FIG. 1 is a perspective view of a feed line of the present invention;
FIG. 2 is a perspective view of an alternative embodiment of a feed line according to the present invention;
FIG. 3 is a section view of the feed line of FIG. 1;
FIG. 4 is a partial section view of the feed line of FIG. 1 taken along line 4--4 of FIG. 3;
FIG. 5 is a perspective view of an antenna system for use with the present invention illustrated in its deployed position;
FIG. 6 is a cross-section view of the antenna system of FIG. 4 taken along line 6--6 of FIG. 5;
FIG. 7 is a cross-section view of the antenna system as in FIG. 6 illustrated in a partially stowed configuration; and
FIG. 8 is a section view of an alternative antenna system partially deformed toward its stowed position.
FIG. 1 illustrates the preferred embodiment of a feed line 10 designed in accordance with the present invention. Feed line 10 has a first connector 12 for connecting the feed line 10 to a receiver/transmitter circuit, and a second pair of connectors 14 for connecting the feed line to an antenna element. In addition, feed line 10 includes a resilient, expandable and compressible conductive section 16 between connectors 12 and 14. Resilient section 16 gives the feed line flexibility to accommodate shape distortions caused by antenna stowage and durability to maintain connections between the signal transmitter/receiver and the antenna element in the face of such repeated stresses. Typically, a base section 18 is also disposed between resilient section 16 and signal circuit board connector 12. Connector 12 can be any one of a number of commercially available types, for example, a Huber Suhner connector, part number 16 MMCX50-1-1C/111. In contrast with resilient section 16, base section 18 is rigid and inflexible, thus providing additional support and stress relief from the bending stresses that occur at the connector 12 when feed line 10 expands and contracts. Resilient section 16 is connected to base section 18 at a flexible base joint 20.

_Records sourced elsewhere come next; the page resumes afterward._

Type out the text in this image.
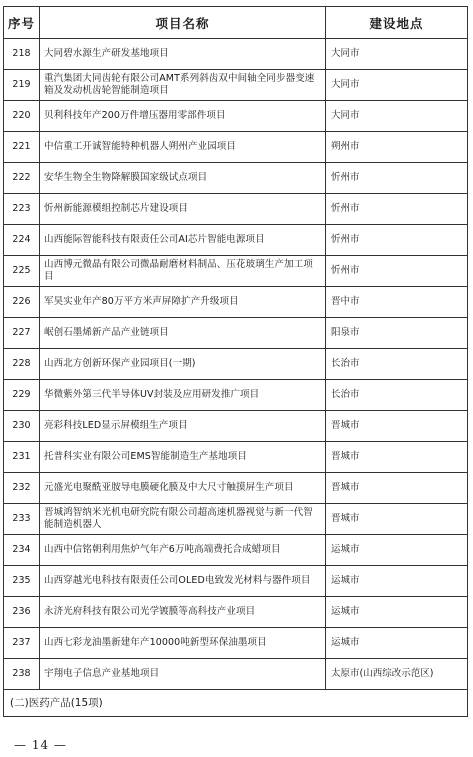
序号	项目名称	建设地点
218	大同碧水源生产研发基地项目	大同市
219	重汽集团大同齿轮有限公司AMT系列斜齿双中间轴全同步器变速箱及发动机齿轮智能制造项目	大同市
220	贝利科技年产200万件增压器用零部件项目	大同市
221	中信重工开诚智能特种机器人朔州产业园项目	朔州市
222	安华生物全生物降解膜国家级试点项目	忻州市
223	忻州新能源模组控制芯片建设项目	忻州市
224	山西能际智能科技有限责任公司AI芯片智能电源项目	忻州市
225	山西博元微晶有限公司微晶耐磨材料制品、压花玻璃生产加工项目	忻州市
226	军昊实业年产80万平方米声屏障扩产升级项目	晋中市
227	岷创石墨烯新产品产业链项目	阳泉市
228	山西北方创新环保产业园项目(一期)	长治市
229	华微紫外第三代半导体UV封装及应用研发推广项目	长治市
230	亮彩科技LED显示屏模组生产项目	晋城市
231	托普科实业有限公司EMS智能制造生产基地项目	晋城市
232	元盛光电聚酰亚胺导电膜硬化膜及中大尺寸触摸屏生产项目	晋城市
233	晋城鸿智纳米光机电研究院有限公司超高速机器视觉与新一代智能制造机器人	晋城市
234	山西中信铭朝利用焦炉气年产6万吨高端费托合成蜡项目	运城市
235	山西穿越光电科技有限责任公司OLED电致发光材料与器件项目	运城市
236	永济光府科技有限公司光学镀膜等高科技产业项目	运城市
237	山西七彩龙油墨新建年产10000吨新型环保油墨项目	运城市
238	宇翔电子信息产业基地项目	太原市(山西综改示范区)
(二)医药产品(15项)		
— 14 —
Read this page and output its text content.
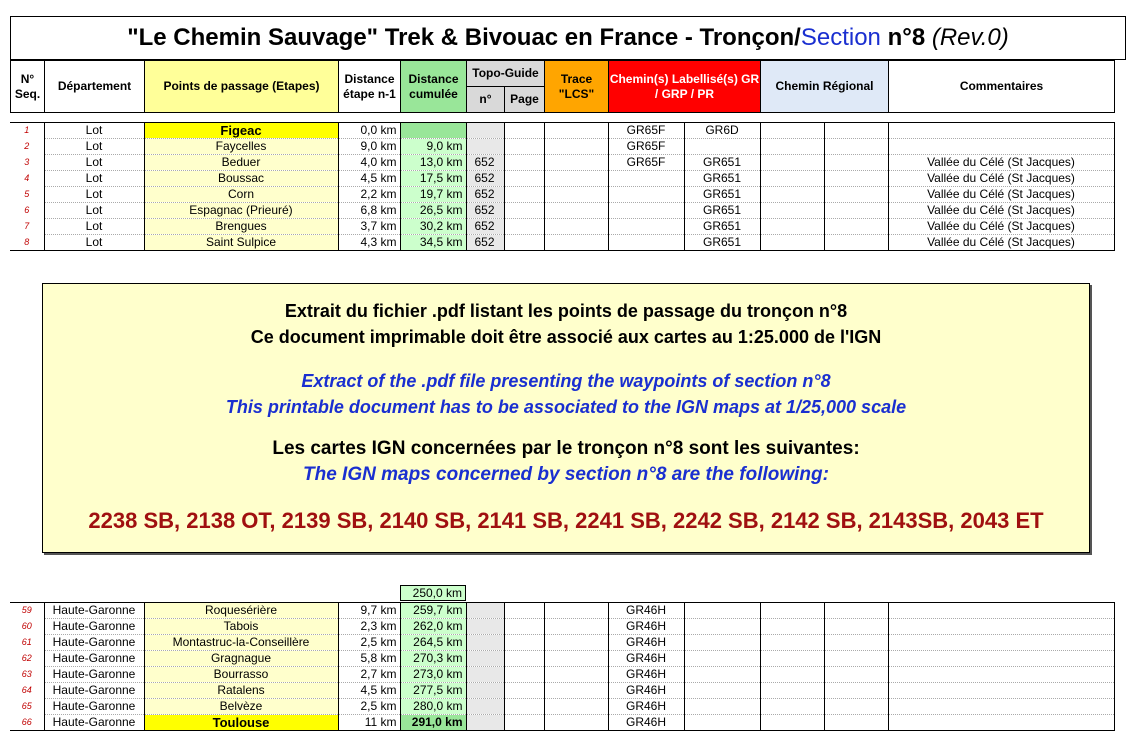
"Le Chemin Sauvage" Trek & Bivouac en France - Tronçon/Section n°8 (Rev.0)
N° Seq.	Département	Points de passage (Etapes)	Distance étape n-1	Distance cumulée	Topo-Guide		Trace "LCS"	Chemin(s) Labellisé(s) GR / GRP / PR	Chemin Régional	Commentaires
					n°	Page				
1	Lot	Figeac	0,0 km					GR65F	GR6D			
2	Lot	Faycelles	9,0 km	9,0 km				GR65F				
3	Lot	Beduer	4,0 km	13,0 km	652			GR65F	GR651			Vallée du Célé (St Jacques)
4	Lot	Boussac	4,5 km	17,5 km	652				GR651			Vallée du Célé (St Jacques)
5	Lot	Corn	2,2 km	19,7 km	652				GR651			Vallée du Célé (St Jacques)
6	Lot	Espagnac (Prieuré)	6,8 km	26,5 km	652				GR651			Vallée du Célé (St Jacques)
7	Lot	Brengues	3,7 km	30,2 km	652				GR651			Vallée du Célé (St Jacques)
8	Lot	Saint Sulpice	4,3 km	34,5 km	652				GR651			Vallée du Célé (St Jacques)
Extrait du fichier .pdf listant les points de passage du tronçon n°8
Ce document imprimable doit être associé aux cartes au 1:25.000 de l'IGN
Extract of the .pdf file presenting the waypoints of section n°8
This printable document has to be associated to the IGN maps at 1/25,000 scale
Les cartes IGN concernées par le tronçon n°8 sont les suivantes:
The IGN maps concerned by section n°8 are the following:
2238 SB, 2138 OT, 2139 SB, 2140 SB, 2141 SB, 2241 SB, 2242 SB, 2142 SB, 2143SB, 2043 ET
250,0 km
59	Haute-Garonne	Roquesérière	9,7 km	259,7 km				GR46H				
60	Haute-Garonne	Tabois	2,3 km	262,0 km				GR46H				
61	Haute-Garonne	Montastruc-la-Conseillère	2,5 km	264,5 km				GR46H				
62	Haute-Garonne	Gragnague	5,8 km	270,3 km				GR46H				
63	Haute-Garonne	Bourrasso	2,7 km	273,0 km				GR46H				
64	Haute-Garonne	Ratalens	4,5 km	277,5 km				GR46H				
65	Haute-Garonne	Belvèze	2,5 km	280,0 km				GR46H				
66	Haute-Garonne	Toulouse	11 km	291,0 km				GR46H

In the preferred embodiment, resilient section 16 is composed of a thin strip of resilient, conductive material. The resilient strip is folded in a zig-zag pattern of multiple fanfolds forming a spring-like section. Although any number of folds of resilient material can be used with the present invention, it has been discovered that when fewer than six folds is used, the feed line is prone to breakage due to fatigue caused by excessive stretching of the resilient material of spring section 16. In addition, as can be seen in FIG. 1, the folds of spring section 16 are of progressively greater length as the conductor winds from base section 18 to antenna element connector 14. This taper forms a transition section that provides a gradual, uniform impedance transformation between the lower impedance of the signal transmitter/receiver output terminals and the higher input impedance of the antenna element providing ideal impedance matching conditions.
An alternative embodiment of the invention, illustrated in FIG. 2, comprises a feed line 30 having dual resilient, conductive sections 22 and 24, which emerge from rigid base section 18' forming a "Y" shaped section. A first connector 12' establishes a signal path with the signal receiver/transmitter circuits (not shown), and each resilient section 22 and 24 terminates in a second connector 26 and 28, respectively, completing the conductive path to a single conductor of the antenna element (not shown). The use of dual conductive spring sections 22 and 24 provides a smoother transition between the output impedance of the signal circuits and the input impedance of the antenna element which is useful in applications where more sensitivity is required.
The construction of a feed line in accordance with the present invention will be described with reference to FIGS. 3 and 4. Resilient spring section 16 is comprised of a strip of resilient material 16', which can be made of, for example, "S"-glass/PEEK (Poly Ether Ether Ketone), bonded to a thin strip of conductive material 16" by means of a pressure sensitive adhesive. 3M 1194 copper tape manufactured by 3M corporation can be used as the conductive material. Resilient strip 16' is constructed by folding strips of resilient material around a spring-shaped mandrel (not shown). The mandrel is then heated to 700° F. for 30 to 40 minutes. Finally, the strips are cooled to room temperature. When cooled, resilient strip 16' will retain its spring-like shape after being removed from the mandrel. In addition, strip 16' is highly resilient because the resin base of the resilient material cures to the S-glass fibers when the material is heated and then cooled. Conductive strips 16" are then bonded to one side of the resilient material to form resilient, conductive section 16.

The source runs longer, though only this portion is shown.